Page 44 of Until

“I used to wish she’d show up for my birthday. I know I thought she was dead, but I thought maybe she’d magically show up and want to stay.”

“I offered her to stay after she was released from prison, but I told her she needed to change. She couldn’t. Or she wouldn’t. She only cares about herself. You’re nothing like her. You sometimes care a little too much.”

I nod. “I know, and I know doing this for Alex isn’t like me. I needed help, though.” I look around the room and then back at her. “All of this is because of him. You’re better because of him.”

She places her hand over mine. “I’m better because of you, Carina. Yes, he helped, but only because he needs you. Remember that. Now, about Ryan, you said he took his mask off, and you exchanged names. Did you give him your number?”

“Ye—,” I interrupt myself as I think back to that night. Did I? Was I waiting for a call or text from someone who had no way of reaching me? “Shit.”

“Well, he has your name. If he really wants to, he’ll find you somehow. Back in my day, we had the phone book, the White Pages. There has to be something like that now.” She points to the newspaper behind me. “Can you hand me that?”

I pick it up and laugh at seeing the local gossip rag that wishes it were a real newspaper. “I can’t believe you read this crap.”

“It’s entertaining, and it’s still the news.”

She opens the newspaper and begins flipping through the pages, looking at the pictures and headlines. Something catches her eye, and she stops. Then, she quickly crumbles the paper up and tosses it into the trash can.

“No good gossip?” I ask.

“What? Yes, I mean no,” she says, sounding a bit flustered. “That was last week’s paper. I read it already.” She stares toward the garbage, then finally looks back at me. “Carina, whatever happens, promise me you’ll protect yourself. Sometimes people aren’t always what they seem. I don’t want you to get hurt.”

I take the subway back to the apartment, enjoying the warmth of the steam as I climb the steps to reach the above-ground world. I blink back at the sunlight, then pull the zipper of my jacket up even though it’s already as high as it goes. I shove my hands deep into my pockets and breathe out of my mouth to watch the steam escape my lips.

As I approach the apartment building where Grandma and I live, I see two unfamiliar people, a man and a woman, standing on the front stoop and talking to each other. The man is facing the direction I’m coming from, and the woman has her back to me. He’s tall, with dark hair, and wearing a long wool coat. He suddenly smiles, and I realize it’s Ryan.

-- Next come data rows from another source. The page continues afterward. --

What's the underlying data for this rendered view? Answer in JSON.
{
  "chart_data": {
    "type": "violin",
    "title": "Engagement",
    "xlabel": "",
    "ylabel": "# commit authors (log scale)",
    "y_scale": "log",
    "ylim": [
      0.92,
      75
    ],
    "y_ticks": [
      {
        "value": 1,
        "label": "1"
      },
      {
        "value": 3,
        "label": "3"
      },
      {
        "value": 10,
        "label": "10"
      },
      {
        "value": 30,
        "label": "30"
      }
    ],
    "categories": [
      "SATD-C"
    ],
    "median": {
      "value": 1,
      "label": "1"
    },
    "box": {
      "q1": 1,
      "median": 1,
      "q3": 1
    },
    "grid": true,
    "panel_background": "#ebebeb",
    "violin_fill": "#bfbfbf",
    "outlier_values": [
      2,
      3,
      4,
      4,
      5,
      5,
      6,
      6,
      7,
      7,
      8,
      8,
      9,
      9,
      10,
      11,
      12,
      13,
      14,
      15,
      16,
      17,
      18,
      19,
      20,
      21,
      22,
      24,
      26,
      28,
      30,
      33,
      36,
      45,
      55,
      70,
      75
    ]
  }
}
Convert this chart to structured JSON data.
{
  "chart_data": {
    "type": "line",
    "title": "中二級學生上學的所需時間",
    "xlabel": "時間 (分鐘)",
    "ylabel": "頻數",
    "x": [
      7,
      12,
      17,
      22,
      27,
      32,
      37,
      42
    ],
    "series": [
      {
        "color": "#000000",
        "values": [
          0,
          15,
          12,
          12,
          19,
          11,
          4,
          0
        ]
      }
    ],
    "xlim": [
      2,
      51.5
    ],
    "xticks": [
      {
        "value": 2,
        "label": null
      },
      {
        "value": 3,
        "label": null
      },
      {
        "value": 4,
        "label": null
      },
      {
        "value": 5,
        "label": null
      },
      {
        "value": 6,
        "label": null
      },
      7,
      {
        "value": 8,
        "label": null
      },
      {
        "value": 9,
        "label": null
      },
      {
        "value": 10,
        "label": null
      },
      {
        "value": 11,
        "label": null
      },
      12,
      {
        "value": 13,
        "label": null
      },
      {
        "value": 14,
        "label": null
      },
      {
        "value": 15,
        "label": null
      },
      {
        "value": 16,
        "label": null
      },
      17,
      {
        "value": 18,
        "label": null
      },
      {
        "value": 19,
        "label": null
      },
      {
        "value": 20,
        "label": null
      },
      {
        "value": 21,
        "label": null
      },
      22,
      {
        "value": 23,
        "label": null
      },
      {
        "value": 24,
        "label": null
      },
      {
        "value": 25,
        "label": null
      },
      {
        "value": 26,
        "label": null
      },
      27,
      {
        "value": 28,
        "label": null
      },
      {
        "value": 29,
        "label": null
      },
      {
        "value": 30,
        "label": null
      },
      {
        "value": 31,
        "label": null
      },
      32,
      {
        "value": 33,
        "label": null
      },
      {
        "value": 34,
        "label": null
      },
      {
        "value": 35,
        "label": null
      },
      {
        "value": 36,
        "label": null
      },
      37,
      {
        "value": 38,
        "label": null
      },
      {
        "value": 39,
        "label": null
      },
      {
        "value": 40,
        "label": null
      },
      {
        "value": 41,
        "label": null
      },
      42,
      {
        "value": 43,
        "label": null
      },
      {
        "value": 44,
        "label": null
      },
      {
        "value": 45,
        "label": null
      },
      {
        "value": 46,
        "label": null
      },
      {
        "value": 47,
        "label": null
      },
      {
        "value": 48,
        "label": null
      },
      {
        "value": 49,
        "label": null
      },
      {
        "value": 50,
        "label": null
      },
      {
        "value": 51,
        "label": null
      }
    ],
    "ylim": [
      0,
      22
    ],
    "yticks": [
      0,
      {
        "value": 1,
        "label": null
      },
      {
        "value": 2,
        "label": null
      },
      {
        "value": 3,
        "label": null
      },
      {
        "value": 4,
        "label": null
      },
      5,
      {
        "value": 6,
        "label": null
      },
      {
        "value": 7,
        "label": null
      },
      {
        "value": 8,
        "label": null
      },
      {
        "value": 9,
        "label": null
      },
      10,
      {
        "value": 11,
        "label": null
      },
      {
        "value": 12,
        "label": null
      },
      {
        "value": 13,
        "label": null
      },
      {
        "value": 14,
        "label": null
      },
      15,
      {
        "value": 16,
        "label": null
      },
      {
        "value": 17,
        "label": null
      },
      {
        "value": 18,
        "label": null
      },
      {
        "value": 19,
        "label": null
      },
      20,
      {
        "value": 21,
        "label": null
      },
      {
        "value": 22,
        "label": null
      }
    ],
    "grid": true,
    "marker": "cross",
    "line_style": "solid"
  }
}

My heart somersaults in my chest, and I stop dead in my tracks. What am I wearing? What does my hair look like? I pull out my phone, turn on the selfie camera, and smile, remembering the everything bagel I ate at the hospital. I’ll die if I smile at him, and my teeth are full of poppy seeds.

I look down at my leggings and try to smooth out my wild curls. Everything is so different than when I’ve seen Ryan before. I’ve gone from princess to pauper.

“There she is.” I hear my prince say in the distance before coming down the stairs.

The woman turns towards me, and even though she’s a stranger, I know exactly who she is. She looks just like Grandma did when I was a kid. She looks like me, but her blonde hair is shorter, cut just below her chin. It’s my mother.

I’m still about a hundred feet away. I still haven’t moved from where I stopped walking. Ryan reaches me while my mother watches us from the stoop. He stands in front of me with a big smile that lights up his face.

“This is the first time I’m seeing you in normal clothes,” he says. “You’re even more beautiful than the other night.”

All the tension and stress I was feeling vanishes as I stare into his green eyes. In my head, I thank him, but my mouth has decided it’s not going to listen to my brain. I think about why, and it registers that I’m smiling, and I don’t even realize it.

“You must be freezing,” he says. “Let’s get you inside.”

He wraps his arm around my shoulders, and his warmth radiates to me. I want to melt with happiness at seeing that he found me, but I keep my grandmother’s words in mind.

Sometimes people aren’t always what they seem.

As we reach the front of the apartment building, my mother walks over, kisses my cheek, and wraps her arms around me tightly, pinning them down.

It puts me on the defensive. It feels fake. Why is she acting like this? Why is she here?

“There’s my beautiful daughter,” she says as she looks at me up and down. “I’ve been waiting out here for you with this handsome man. I didn’t know you have a boyfriend.”

I step back from her and pull my keys out of my pocket. I still haven’t said anything, and I have no intention to just yet. She’s acting too familiar, too much like a typical mom would act, not one who gave up her daughter when she was only a few years old. Something is going on with her. I can feel it. Something isn’t right.

They follow me into the apartment, and my mother immediately takes her coat off and throws it over the back of the couch as if it’s something she does all the time.

“This place hasn’t changed one bit,” she says.

As she walks down the hall and towards the bedrooms, I can feel my rage stirring in my stomach. Who does she think she is coming in here like that? Like she lives here. This isn’t her home.